Chinese ecommerce giant Alibaba has announced plans to launch an over-the-top (OTT) video service in India over the next three months. As per a report by The Ken, the service will be introduced in partnership with its Indian investee company Paytm and mobile Internet subsidiary UCWeb.
Commenting on the development, Alibaba said in an official statement, “India is key in our globalization strategy and we are very committed to growing our existing businesses in this market in the long term. As a policy, we do not comment on market speculation.”
Without disclosing too much information, a senior Paytm official stated on condition of anonymity, “It’s an obligatory play The global player does it, so we have no option but to follow it.”
Inside Alibaba’s Online Video Push
Over the last several months, Jack Ma-led Alibaba has reportedly been scouring the Indian market, looking for quality content creators and production houses in Mumbai.
The ecommerce behemoth is also reportedly in the process of hiring a Strategic Alliance Head in Gurugram as well as a Strategic Alliance Head for Video in either Mumbai or Gurugram.

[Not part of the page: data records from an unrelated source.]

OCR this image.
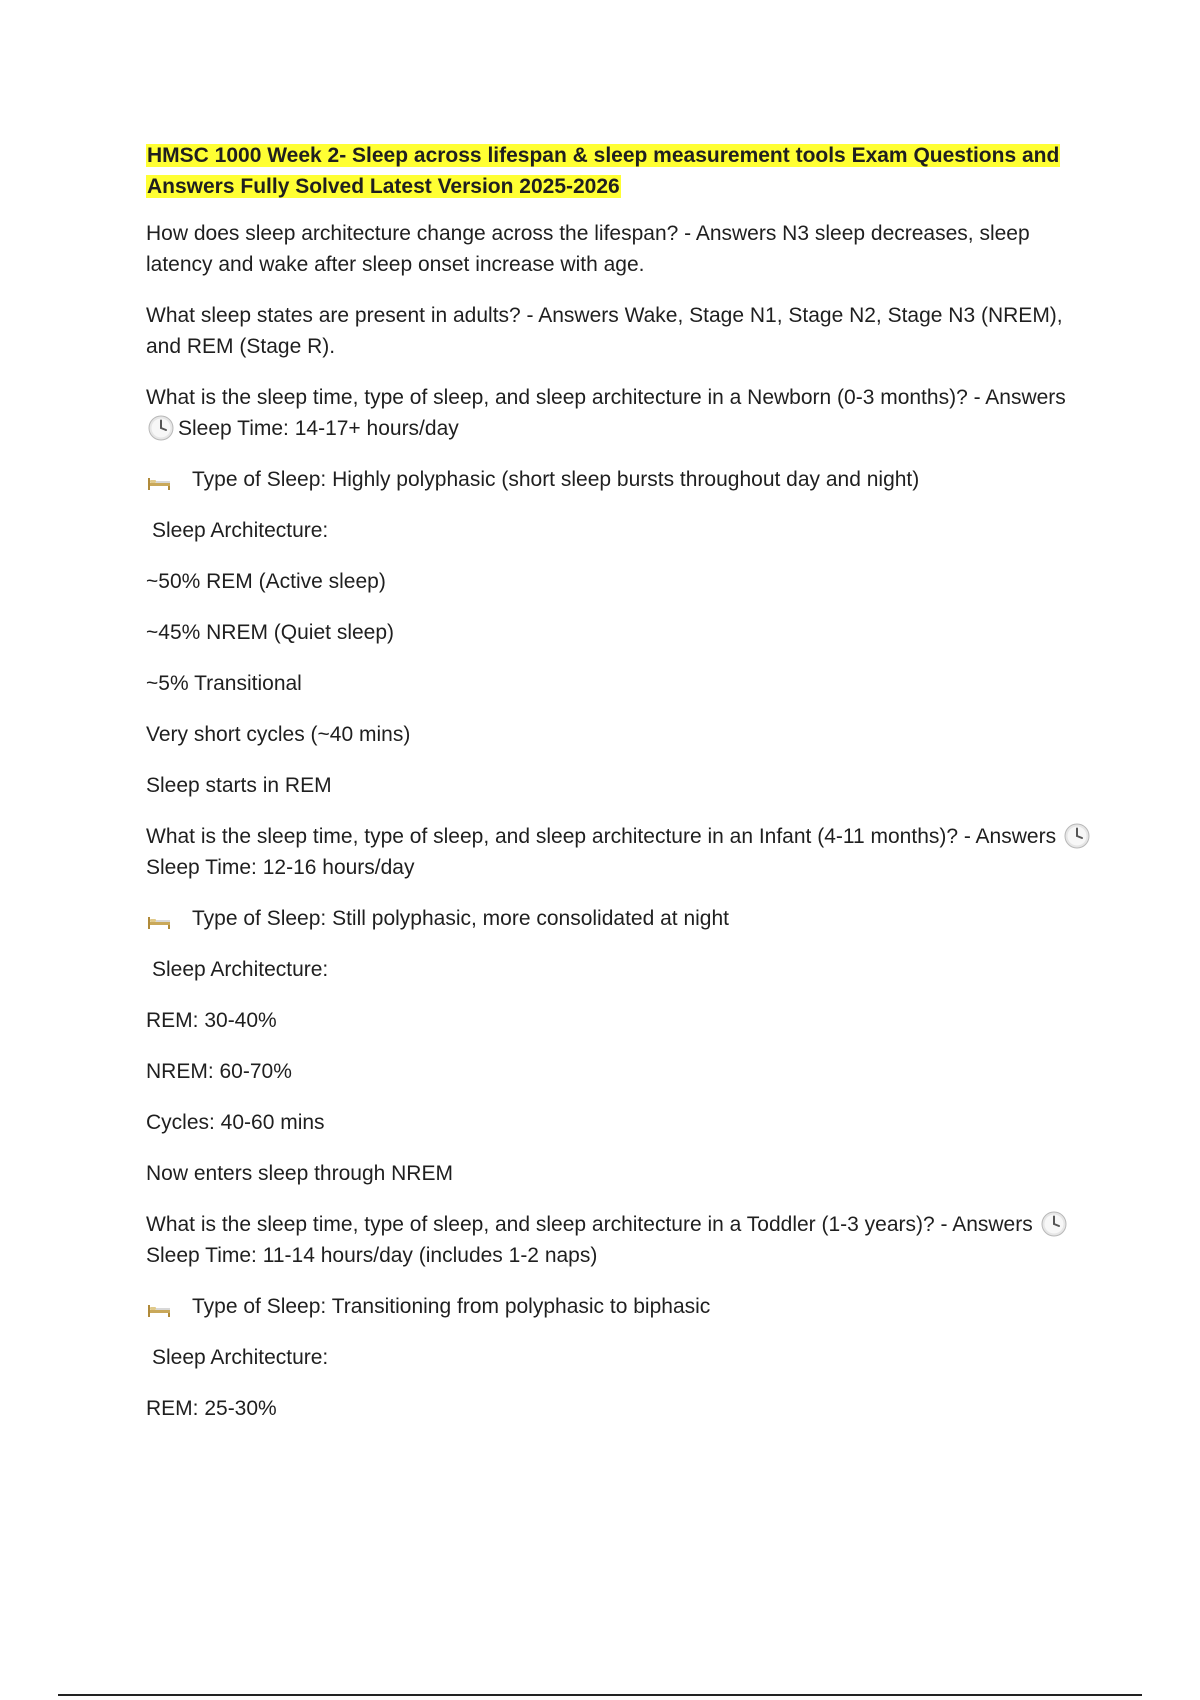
HMSC 1000 Week 2- Sleep across lifespan & sleep measurement tools Exam Questions and Answers Fully Solved Latest Version 2025-2026
How does sleep architecture change across the lifespan? - Answers N3 sleep decreases, sleep latency and wake after sleep onset increase with age.
What sleep states are present in adults? - Answers Wake, Stage N1, Stage N2, Stage N3 (NREM), and REM (Stage R).
What is the sleep time, type of sleep, and sleep architecture in a Newborn (0-3 months)? - Answers Sleep Time: 14-17+ hours/day
Type of Sleep: Highly polyphasic (short sleep bursts throughout day and night)
Sleep Architecture:
~50% REM (Active sleep)
~45% NREM (Quiet sleep)
~5% Transitional
Very short cycles (~40 mins)
Sleep starts in REM
What is the sleep time, type of sleep, and sleep architecture in an Infant (4-11 months)? - Answers Sleep Time: 12-16 hours/day
Type of Sleep: Still polyphasic, more consolidated at night
Sleep Architecture:
REM: 30-40%
NREM: 60-70%
Cycles: 40-60 mins
Now enters sleep through NREM
What is the sleep time, type of sleep, and sleep architecture in a Toddler (1-3 years)? - Answers Sleep Time: 11-14 hours/day (includes 1-2 naps)
Type of Sleep: Transitioning from polyphasic to biphasic
Sleep Architecture:
REM: 25-30%
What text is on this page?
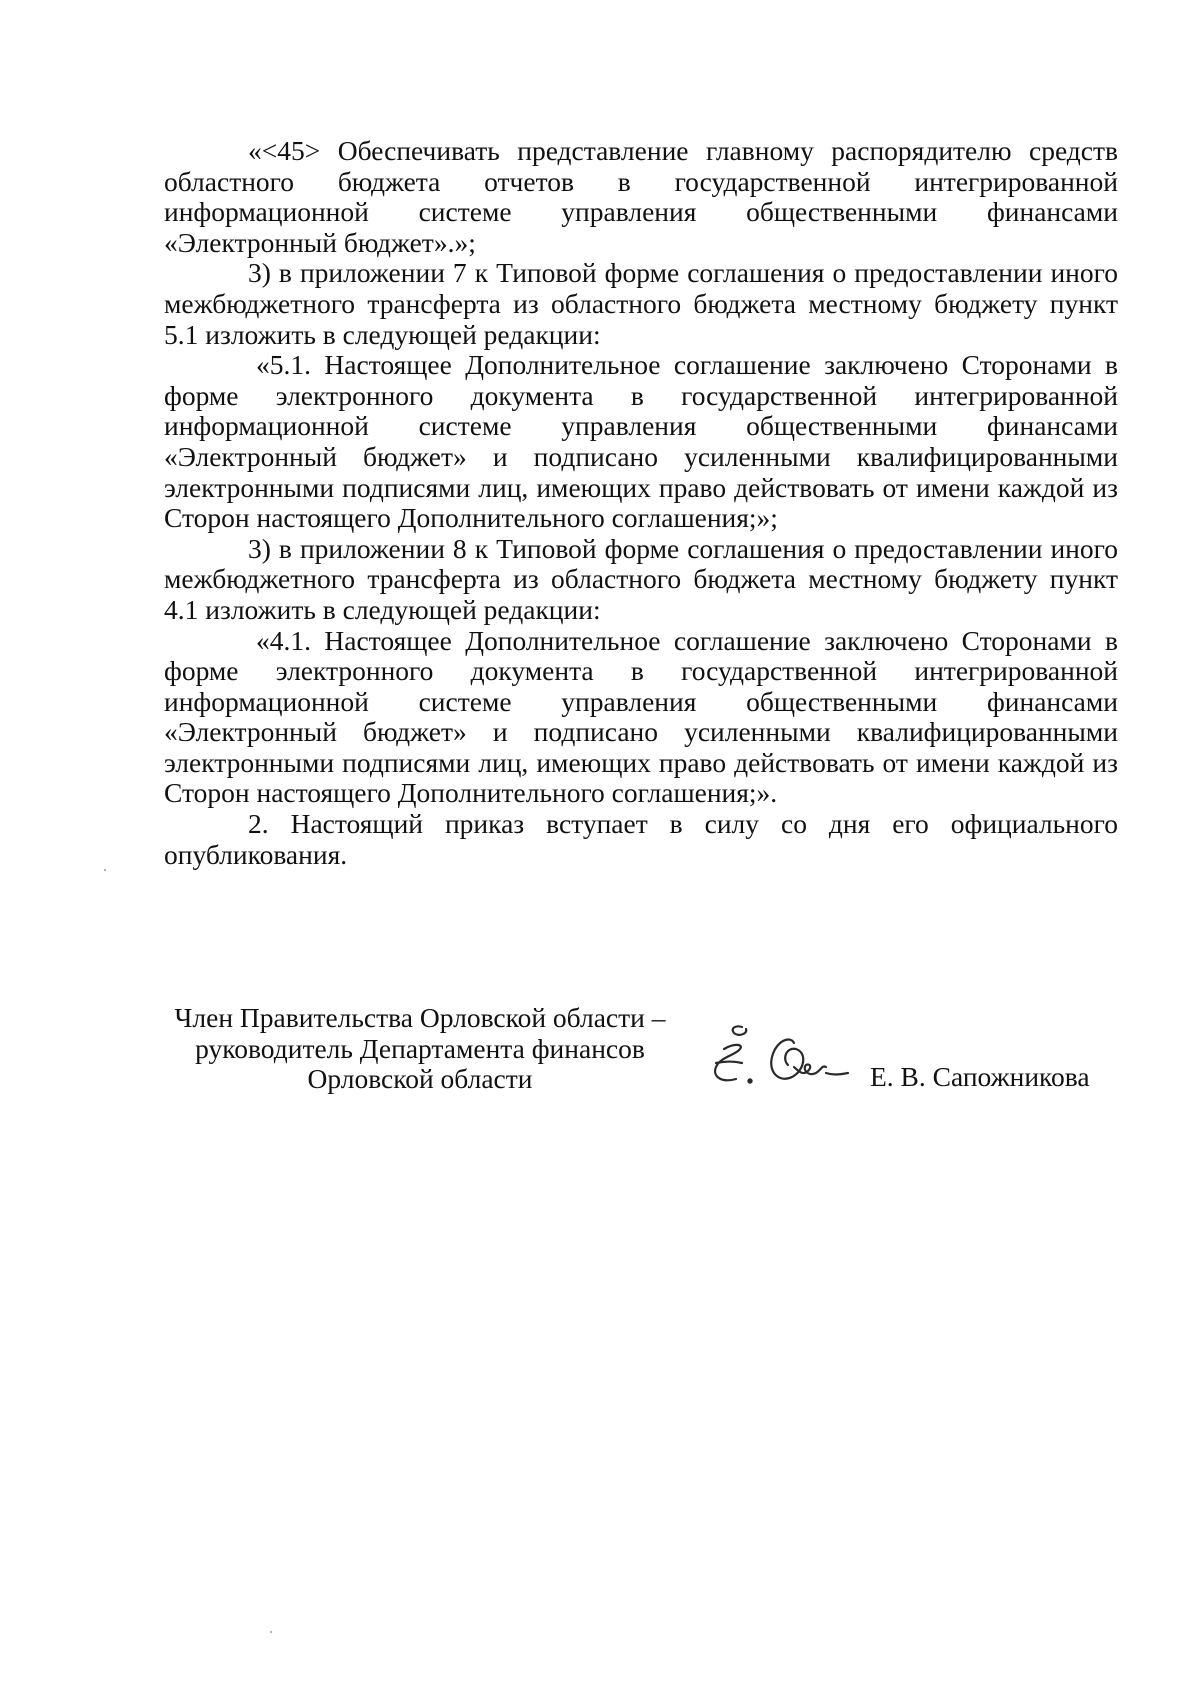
«<45> Обеспечивать представление главному распорядителю средств областного бюджета отчетов в государственной интегрированной информационной системе управления общественными финансами «Электронный бюджет».»;

3) в приложении 7 к Типовой форме соглашения о предоставлении иного межбюджетного трансферта из областного бюджета местному бюджету пункт 5.1 изложить в следующей редакции:

«5.1. Настоящее Дополнительное соглашение заключено Сторонами в форме электронного документа в государственной интегрированной информационной системе управления общественными финансами «Электронный бюджет» и подписано усиленными квалифицированными электронными подписями лиц, имеющих право действовать от имени каждой из Сторон настоящего Дополнительного соглашения;»;

3) в приложении 8 к Типовой форме соглашения о предоставлении иного межбюджетного трансферта из областного бюджета местному бюджету пункт 4.1 изложить в следующей редакции:

«4.1. Настоящее Дополнительное соглашение заключено Сторонами в форме электронного документа в государственной интегрированной информационной системе управления общественными финансами «Электронный бюджет» и подписано усиленными квалифицированными электронными подписями лиц, имеющих право действовать от имени каждой из Сторон настоящего Дополнительного соглашения;».

2. Настоящий приказ вступает в силу со дня его официального опубликования.

Член Правительства Орловской области –
руководитель Департамента финансов
Орловской области	Е. В. Сапожникова
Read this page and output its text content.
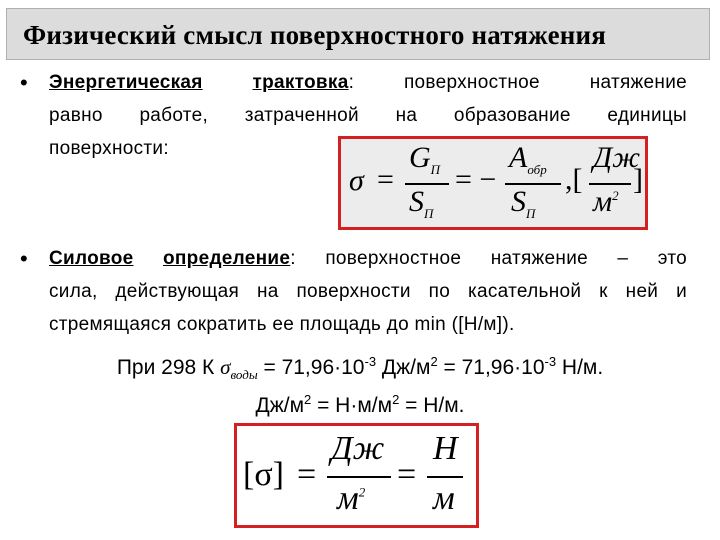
Физический смысл поверхностного натяжения
• Энергетическая	трактовка:	поверхностное натяжение
равно работе, затраченной на образование единицы
поверхности:
σ =
$G_П$
$S_П$
= −
$A_{обр}$
$S_П$
,[
Дж
$м^2$ ]
• Силовое определение: поверхностное натяжение – это
сила, действующая на поверхности по касательной к ней и
стремящаяся сократить ее площадь до min ([Н/м]).
При 298 К $\sigma_{воды} = 71,96\cdot 10^{-3}$ $Дж/м^2 = 71,96\cdot 10^{-3}$ Н/м.
$Дж/м^2 = Н\cdot м/м^2 = Н/м$.
[σ] =
Дж
$м^2$ =
Н
м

Both of these positions would fall under the Alibaba-owned UCWeb’s business, sources have revealed. However, it is believed that the move will be spearheaded locally by Damon Xi, Head of UCWeb India and Indonesia.
One of the earliest indications of Alibaba’s interest in entering the Indian online video market was when it acquired majority stake in Chennai-headquartered online ticket booking platform TicketNet in June 2017.
At present, Alibaba has two contest-based products in India – mobile browser UCWeb and We-Media, which together boast over 200 Mn users. Launched in March 2017 with an initial investment of $782.3K (INR 5 Cr), We-Media is a UCWeb-operated platform where users can post their own content in the form of articles, photos, videos, etc.
Alibaba currently has a formidable presence in the Chinese OTT video market through Youku Tudou, which it acquired in 2015 for an estimated $4 Bn. Youku and Tudou are, essentially, two free video sites like YouTube that were merged in 2012. At present, the two sites have a combined monthly active user base of 500 Mn in China.
Incidentally, another global Internet giant Facebook is gearing up to launch Facebook Watch, an original video offering, in India by March 2018.
Why Alibaba Is Eyeing The Indian OTT Video Market
According to a report by Media Partners Asia (MPA), the Indian online video market is poised to increase from $340 Mn in 2017 to $1.6 Bn by 2020, growing at a compound growth rate of 35%. One of the biggest reasons behind this growth has been increased digital penetration and adoption of smartphones and the Internet.
As per estimations by CISCO, video will accounts for up to 78% of the world’s mobile data traffic by 2021. At present, 300+ hours of videos are uploaded every minute on YouTube, and Facebook has also witnessed over 100 Mn hours of video watching every day.
Short videos, particularly those less than 20 minutes in duration, have garnered a lot of traction among the country’s Internet-using population. As a result, a number of players have emerged in the Indian video streaming space in recent times.
Currently, the sector has a mix of 30 domestic and foreign service providers. In the OTT segment, STAR India-owned Hotstar, which offers programmatic content from regional channels, Bollywood movies, web series as well as live streaming sports and entertainment events, claims to possess the largest market share.
Then there are global players like Netflix and Amazon Prime Video, both of which were launched in India in 2016. The space is also inhabited by smaller platforms like Viacom 18-owned VOOT, Spuul (which does not offer English language content) and OZee (by Zee TV).
Alibaba has been aggressively trying to gain a stronghold in different segments of the Indian market, from digital payments, online grocery to cloud computing. How successful its latest entry in the Indian OTT video sector will be is something that remains to be seen.